Doğu ile Batı kültürleri arasında da insana bakışta, özgürlüğe bakışta bir farklılık var. Ne dersiniz?

Eski Yunan da “İnsan toplumsal bir hayvandır” der. Yani toplumun olmadığı yerde insanın varlığını kabul etmez. Bize göre ise insan doğduğu an insandır. Tek başına olduğunda da hürriyet problemi vardır. Aklıyla kalbi arasında bir mücadele vardır.

Siyasî yapı üzerinden değil, insan odaklı tanımlara geçtiğimizi söylediniz. Bu paradigmadan demokrasiyi nasıl tanımlarsınız?

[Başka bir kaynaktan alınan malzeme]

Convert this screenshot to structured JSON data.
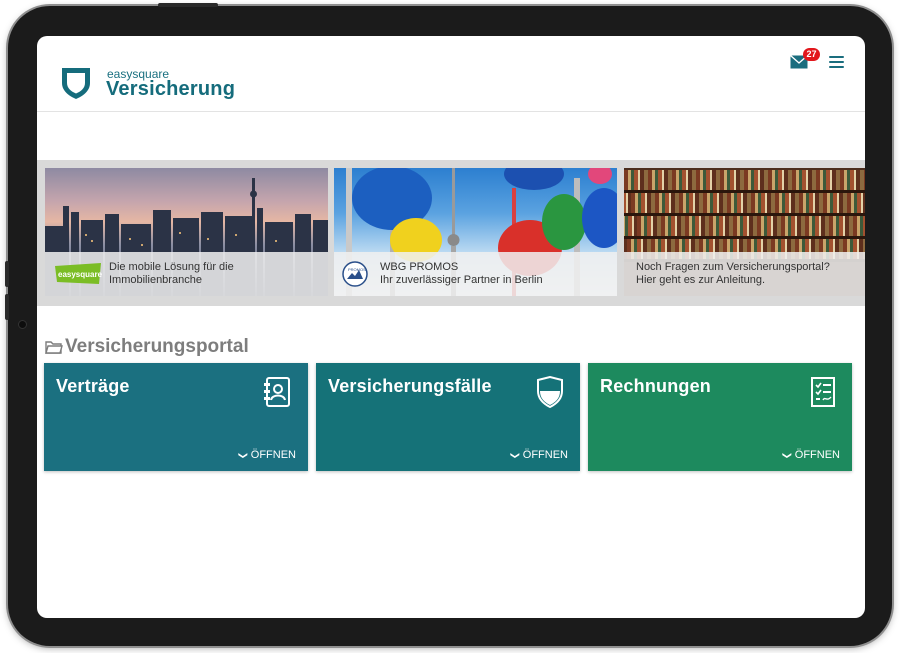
{
  "header": {
    "brand_small": "easysquare",
    "brand_big": "Versicherung",
    "mail_count": "27"
  },
  "banners": [
    {
      "line1": "Die mobile Lösung für die",
      "line2": "Immobilienbranche",
      "logo_text": "easysquare"
    },
    {
      "line1": "WBG PROMOS",
      "line2": "Ihr zuverlässiger Partner in Berlin",
      "logo_text": "PROMOS"
    },
    {
      "line1": "Noch Fragen zum Versicherungsportal?",
      "line2": "Hier geht es zur Anleitung."
    }
  ],
  "section": {
    "title": "Versicherungsportal"
  },
  "cards": [
    {
      "title": "Verträge",
      "open_label": "ÖFFNEN",
      "icon": "contacts-book-icon",
      "color": "#1b7080"
    },
    {
      "title": "Versicherungsfälle",
      "open_label": "ÖFFNEN",
      "icon": "shield-icon",
      "color": "#157278"
    },
    {
      "title": "Rechnungen",
      "open_label": "ÖFFNEN",
      "icon": "checklist-icon",
      "color": "#1d8a5e"
    }
  ],
  "colors": {
    "brand": "#156c7c",
    "badge": "#e2171c"
  }
}
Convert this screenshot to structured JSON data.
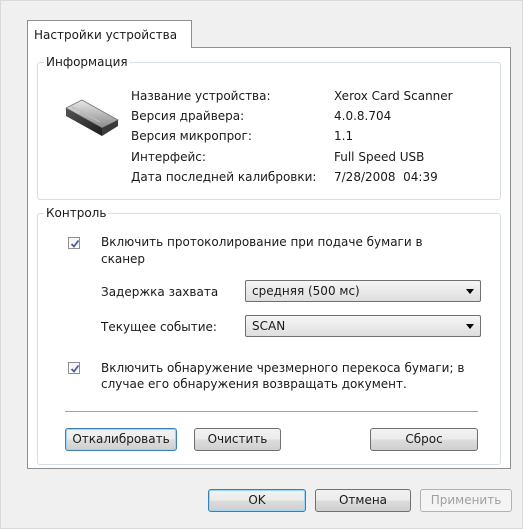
{
  "tab": {
    "label": "Настройки устройства"
  },
  "info": {
    "title": "Информация",
    "rows": [
      {
        "label": "Название устройства:",
        "value": "Xerox Card Scanner"
      },
      {
        "label": "Версия драйвера:",
        "value": "4.0.8.704"
      },
      {
        "label": "Версия микропрог:",
        "value": "1.1"
      },
      {
        "label": "Интерфейс:",
        "value": "Full Speed USB"
      },
      {
        "label": "Дата последней калибровки:",
        "value": "7/28/2008  04:39"
      }
    ]
  },
  "control": {
    "title": "Контроль",
    "logging_checkbox": {
      "checked": true,
      "line1": "Включить протоколирование при подаче бумаги в",
      "line2": "сканер"
    },
    "capture_delay": {
      "label": "Задержка захвата",
      "value": "средняя (500 мс)"
    },
    "current_event": {
      "label": "Текущее событие:",
      "value": "SCAN"
    },
    "skew_checkbox": {
      "checked": true,
      "line1": "Включить обнаружение чрезмерного перекоса бумаги; в",
      "line2": "случае его обнаружения возвращать документ."
    },
    "buttons": {
      "calibrate": "Откалибровать",
      "clear": "Очистить",
      "reset": "Сброс"
    }
  },
  "dialog_buttons": {
    "ok": "OK",
    "cancel": "Отмена",
    "apply": "Применить"
  },
  "colors": {
    "accent": "#3c7fb1",
    "checkmark": "#4a5f97",
    "panel_border": "#8e8f8f"
  },
  "icons": {
    "device": "card-scanner-icon",
    "check": "checkmark-icon",
    "dropdown": "chevron-down-icon"
  }
}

20. yüzyılda özyönetime tehdit devletten gelmiştir. Devlet ideolojik aygıtlarıyla insanları şekillendirmek istemiştir. İnsanların devlete haddini bildirme çabaları ise demokrasidir. Artık özyönetim ilkesine tehdit sadece devletten gelmiyor. Artık bunları fark etmek gerekir. Devlet hizmet devleti haline gelse bile demokrasi sorunu bitmeyecek. Tarih dinamiktir, insan hürriyetini, insanın otantik varlık olmasını engelleyen iktidar araçları sürekli değişir. Bunlar bazen sert bazen soft-yumuşak araçlarla olur. Artık soft araçlara muhatabız. Ulus devlet artık seksen sonrası topraklarını terk ederek zenginleşen insanların karşısında çaresiz duruma düşen köy ağalarının durumuna düştü. Hürriyet siyasal alanda tanımlanan bir şey olmaktan da çıktı. Demokrasi önce hürriyet meselesidir. İnsanın kendini etkileyen olaylar üzerinde denetim mekanizması olmasıdır. İnsanlık yeni yüzyılda kendini etkileyen yeni araçlar üzerinde kafa yormalıdır.

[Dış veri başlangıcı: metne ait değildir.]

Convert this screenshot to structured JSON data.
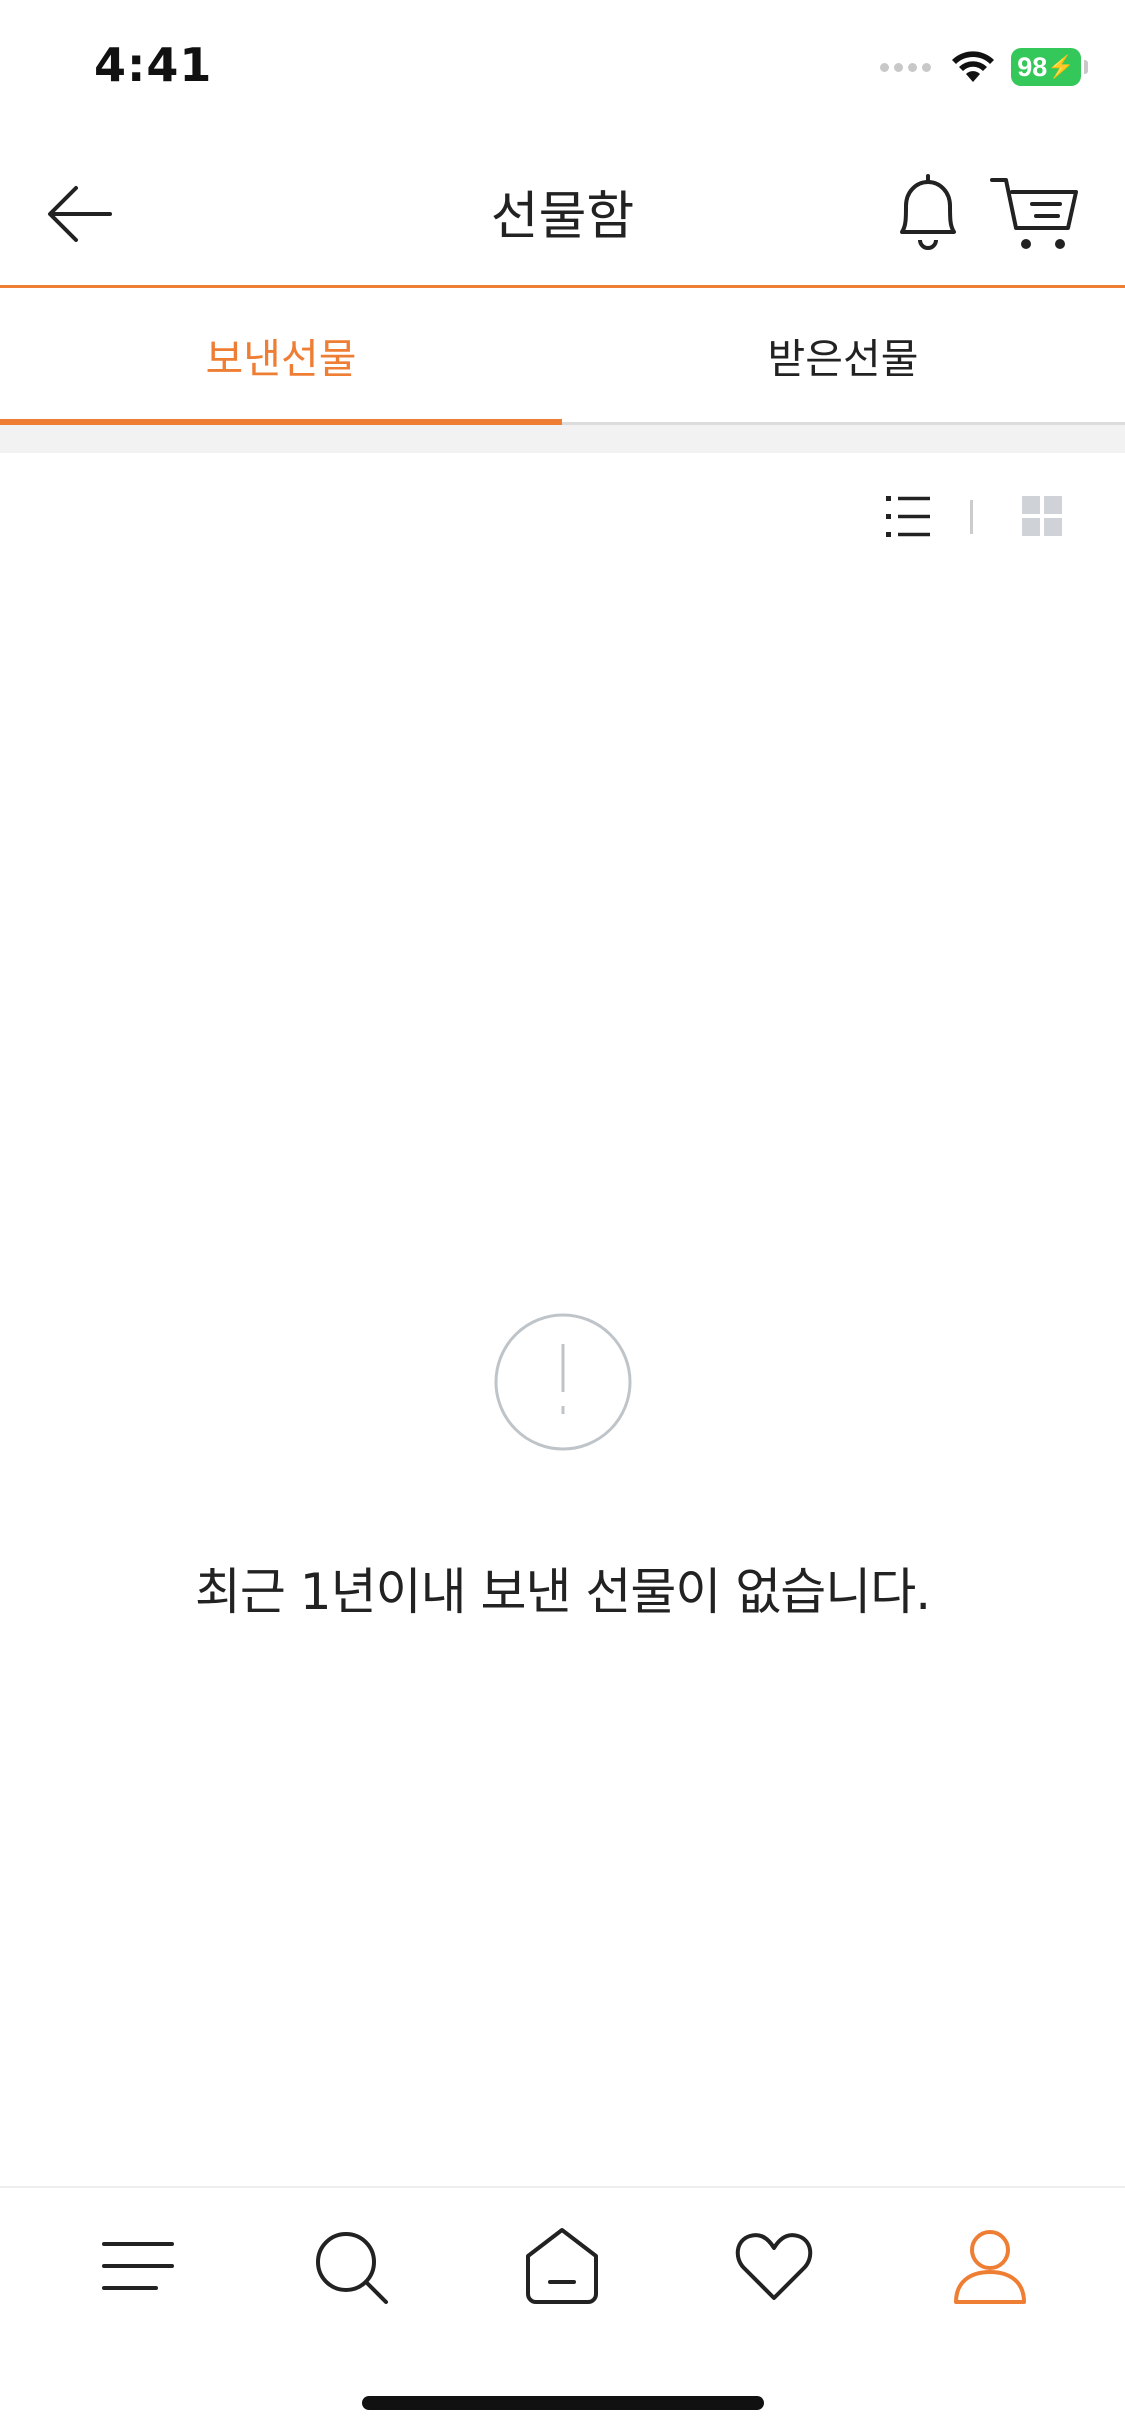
{
  "status_bar": {
    "time": "4:41",
    "battery": "98"
  },
  "header": {
    "title": "선물함",
    "icons": {
      "back": "arrow-left-icon",
      "notifications": "bell-icon",
      "cart": "cart-icon"
    }
  },
  "tabs": [
    {
      "label": "보낸선물",
      "active": true
    },
    {
      "label": "받은선물",
      "active": false
    }
  ],
  "view_toggle": {
    "selected": "list",
    "icons": [
      "list-icon",
      "grid-icon"
    ]
  },
  "empty_state": {
    "icon": "alert-circle-icon",
    "message": "최근 1년이내 보낸 선물이 없습니다."
  },
  "bottom_nav": {
    "items": [
      "menu",
      "search",
      "home",
      "wishlist",
      "my-page"
    ],
    "active": "my-page"
  },
  "colors": {
    "accent": "#ef7e35",
    "text": "#222222",
    "divider": "#dcdcdc",
    "battery": "#34c759"
  }
}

Demokrasi konuşulduğunda Batıda “Hak verilmez alınır” diyen burjuvadan bahsedilir. Türkiye’de böyle bir orta sınıf oluştu mu?

Burjuva sınıfı ne köylü, ne aristokrat, nevzuhur bir sınıf. Ne geleneksel bağlarla bağlı ne de otoriter. Bu bağlamda bir analiz yapılacak olursa Türkiye’de orta sınıf gelişiyor. Türkiye’de eskiden ulema ve aydın vardı. Aydının özelliği Batıya karşı kompleksli, topluma karşı kibirliydi. Ulema ise toplumun içinde, ama üstündeydi. Bu açıdan aydın ve ulemanın değerleri farklı olsa da toplumla kurdukları ilişki aynıdır. İkisi de savundukları şeyleri meşrûlaştırmanın peşinde koşmamıştır. Bugün ise Türkiye’de yeni demokratikleştirici özneler ortaya çıkıyor. Türkiye’nin yeni entelektüelleri; Batıya karşı özgüvenli, topluma karşı mütevazı, toplumun üstünde değil, önünde.

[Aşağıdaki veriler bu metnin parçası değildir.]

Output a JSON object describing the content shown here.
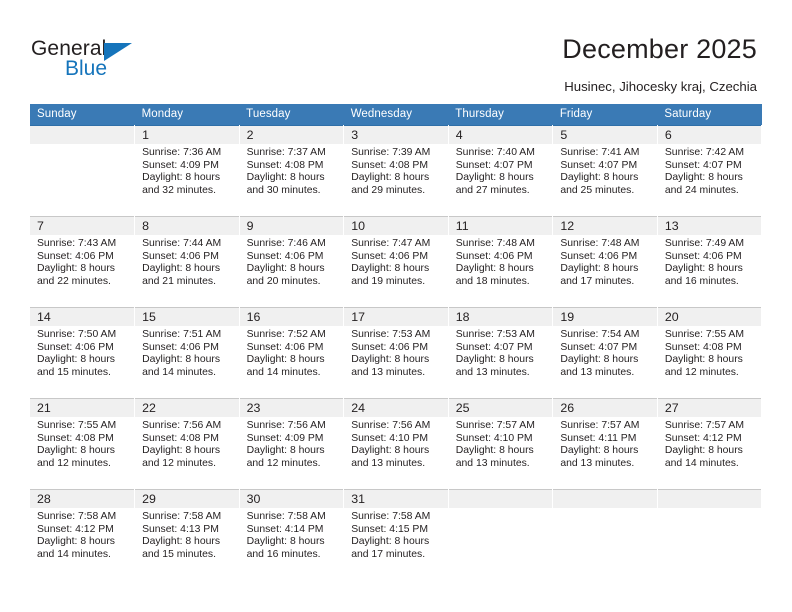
{
  "brand": {
    "word_one": "General",
    "word_two": "Blue",
    "accent_color": "#1574bb",
    "triangle_icon": "brand-triangle-icon"
  },
  "header": {
    "title": "December 2025",
    "subtitle": "Husinec, Jihocesky kraj, Czechia"
  },
  "theme": {
    "header_row_background": "#3a7ab5",
    "header_row_text": "#ffffff",
    "daynum_background": "#f0f0f0",
    "cell_background": "#ffffff",
    "grid_line": "#c8c8c8",
    "text": "#231f20"
  },
  "calendar": {
    "weekday_headers": [
      "Sunday",
      "Monday",
      "Tuesday",
      "Wednesday",
      "Thursday",
      "Friday",
      "Saturday"
    ],
    "weeks": [
      [
        {
          "day": "",
          "lines": []
        },
        {
          "day": "1",
          "lines": [
            "Sunrise: 7:36 AM",
            "Sunset: 4:09 PM",
            "Daylight: 8 hours",
            "and 32 minutes."
          ]
        },
        {
          "day": "2",
          "lines": [
            "Sunrise: 7:37 AM",
            "Sunset: 4:08 PM",
            "Daylight: 8 hours",
            "and 30 minutes."
          ]
        },
        {
          "day": "3",
          "lines": [
            "Sunrise: 7:39 AM",
            "Sunset: 4:08 PM",
            "Daylight: 8 hours",
            "and 29 minutes."
          ]
        },
        {
          "day": "4",
          "lines": [
            "Sunrise: 7:40 AM",
            "Sunset: 4:07 PM",
            "Daylight: 8 hours",
            "and 27 minutes."
          ]
        },
        {
          "day": "5",
          "lines": [
            "Sunrise: 7:41 AM",
            "Sunset: 4:07 PM",
            "Daylight: 8 hours",
            "and 25 minutes."
          ]
        },
        {
          "day": "6",
          "lines": [
            "Sunrise: 7:42 AM",
            "Sunset: 4:07 PM",
            "Daylight: 8 hours",
            "and 24 minutes."
          ]
        }
      ],
      [
        {
          "day": "7",
          "lines": [
            "Sunrise: 7:43 AM",
            "Sunset: 4:06 PM",
            "Daylight: 8 hours",
            "and 22 minutes."
          ]
        },
        {
          "day": "8",
          "lines": [
            "Sunrise: 7:44 AM",
            "Sunset: 4:06 PM",
            "Daylight: 8 hours",
            "and 21 minutes."
          ]
        },
        {
          "day": "9",
          "lines": [
            "Sunrise: 7:46 AM",
            "Sunset: 4:06 PM",
            "Daylight: 8 hours",
            "and 20 minutes."
          ]
        },
        {
          "day": "10",
          "lines": [
            "Sunrise: 7:47 AM",
            "Sunset: 4:06 PM",
            "Daylight: 8 hours",
            "and 19 minutes."
          ]
        },
        {
          "day": "11",
          "lines": [
            "Sunrise: 7:48 AM",
            "Sunset: 4:06 PM",
            "Daylight: 8 hours",
            "and 18 minutes."
          ]
        },
        {
          "day": "12",
          "lines": [
            "Sunrise: 7:48 AM",
            "Sunset: 4:06 PM",
            "Daylight: 8 hours",
            "and 17 minutes."
          ]
        },
        {
          "day": "13",
          "lines": [
            "Sunrise: 7:49 AM",
            "Sunset: 4:06 PM",
            "Daylight: 8 hours",
            "and 16 minutes."
          ]
        }
      ],
      [
        {
          "day": "14",
          "lines": [
            "Sunrise: 7:50 AM",
            "Sunset: 4:06 PM",
            "Daylight: 8 hours",
            "and 15 minutes."
          ]
        },
        {
          "day": "15",
          "lines": [
            "Sunrise: 7:51 AM",
            "Sunset: 4:06 PM",
            "Daylight: 8 hours",
            "and 14 minutes."
          ]
        },
        {
          "day": "16",
          "lines": [
            "Sunrise: 7:52 AM",
            "Sunset: 4:06 PM",
            "Daylight: 8 hours",
            "and 14 minutes."
          ]
        },
        {
          "day": "17",
          "lines": [
            "Sunrise: 7:53 AM",
            "Sunset: 4:06 PM",
            "Daylight: 8 hours",
            "and 13 minutes."
          ]
        },
        {
          "day": "18",
          "lines": [
            "Sunrise: 7:53 AM",
            "Sunset: 4:07 PM",
            "Daylight: 8 hours",
            "and 13 minutes."
          ]
        },
        {
          "day": "19",
          "lines": [
            "Sunrise: 7:54 AM",
            "Sunset: 4:07 PM",
            "Daylight: 8 hours",
            "and 13 minutes."
          ]
        },
        {
          "day": "20",
          "lines": [
            "Sunrise: 7:55 AM",
            "Sunset: 4:08 PM",
            "Daylight: 8 hours",
            "and 12 minutes."
          ]
        }
      ],
      [
        {
          "day": "21",
          "lines": [
            "Sunrise: 7:55 AM",
            "Sunset: 4:08 PM",
            "Daylight: 8 hours",
            "and 12 minutes."
          ]
        },
        {
          "day": "22",
          "lines": [
            "Sunrise: 7:56 AM",
            "Sunset: 4:08 PM",
            "Daylight: 8 hours",
            "and 12 minutes."
          ]
        },
        {
          "day": "23",
          "lines": [
            "Sunrise: 7:56 AM",
            "Sunset: 4:09 PM",
            "Daylight: 8 hours",
            "and 12 minutes."
          ]
        },
        {
          "day": "24",
          "lines": [
            "Sunrise: 7:56 AM",
            "Sunset: 4:10 PM",
            "Daylight: 8 hours",
            "and 13 minutes."
          ]
        },
        {
          "day": "25",
          "lines": [
            "Sunrise: 7:57 AM",
            "Sunset: 4:10 PM",
            "Daylight: 8 hours",
            "and 13 minutes."
          ]
        },
        {
          "day": "26",
          "lines": [
            "Sunrise: 7:57 AM",
            "Sunset: 4:11 PM",
            "Daylight: 8 hours",
            "and 13 minutes."
          ]
        },
        {
          "day": "27",
          "lines": [
            "Sunrise: 7:57 AM",
            "Sunset: 4:12 PM",
            "Daylight: 8 hours",
            "and 14 minutes."
          ]
        }
      ],
      [
        {
          "day": "28",
          "lines": [
            "Sunrise: 7:58 AM",
            "Sunset: 4:12 PM",
            "Daylight: 8 hours",
            "and 14 minutes."
          ]
        },
        {
          "day": "29",
          "lines": [
            "Sunrise: 7:58 AM",
            "Sunset: 4:13 PM",
            "Daylight: 8 hours",
            "and 15 minutes."
          ]
        },
        {
          "day": "30",
          "lines": [
            "Sunrise: 7:58 AM",
            "Sunset: 4:14 PM",
            "Daylight: 8 hours",
            "and 16 minutes."
          ]
        },
        {
          "day": "31",
          "lines": [
            "Sunrise: 7:58 AM",
            "Sunset: 4:15 PM",
            "Daylight: 8 hours",
            "and 17 minutes."
          ]
        },
        {
          "day": "",
          "lines": []
        },
        {
          "day": "",
          "lines": []
        },
        {
          "day": "",
          "lines": []
        }
      ]
    ]
  }
}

Bu sınıfı doğuran sebepler nelerdir?

Bu yeni sınıf aydınla ve ulemayla mücadele etti. Önceleri bu insanlar “Alperenler” olarak bürokrasinin belli yerlerini fethetmek için yetiştirildiler. Ancak kendi hürriyetlerini, kendilerini yetiştiren ulemaları sorgulamaya başladılar. Bu eleştiri reddedici değil, kapsayıcı bir eleştiri olmamakla birlikte gerilim meydana getiren bir eleştiriydi. Bir taraftan da “irticacı” damgası yediler. Ancak bu insanlar Batının dilini, Doğunun değerlerini zihinlerde birleştirdiler. Demokrasiyi keşfettiler. Kendi için hür olmanın, dindar olmanın ne anlama geldiğini sorguladılar. Başkaları için değil, kendileri için proje üretmenin peşinde koştular. O nedenle çok geliştiler. Artık kendileri için okumaya başladılar. Daha mütevazi oldukları için toplumda sürekli tutunmaya çalıştılar. Bu da çok değerli bir entelektüel sermayeyi ortaya çıkardı.

20. yüzyılda “din-akıl” ikilemi tartışmanın göbeğinde yer alıyordu. Sizce 21. yy’da değişime uğradı mı?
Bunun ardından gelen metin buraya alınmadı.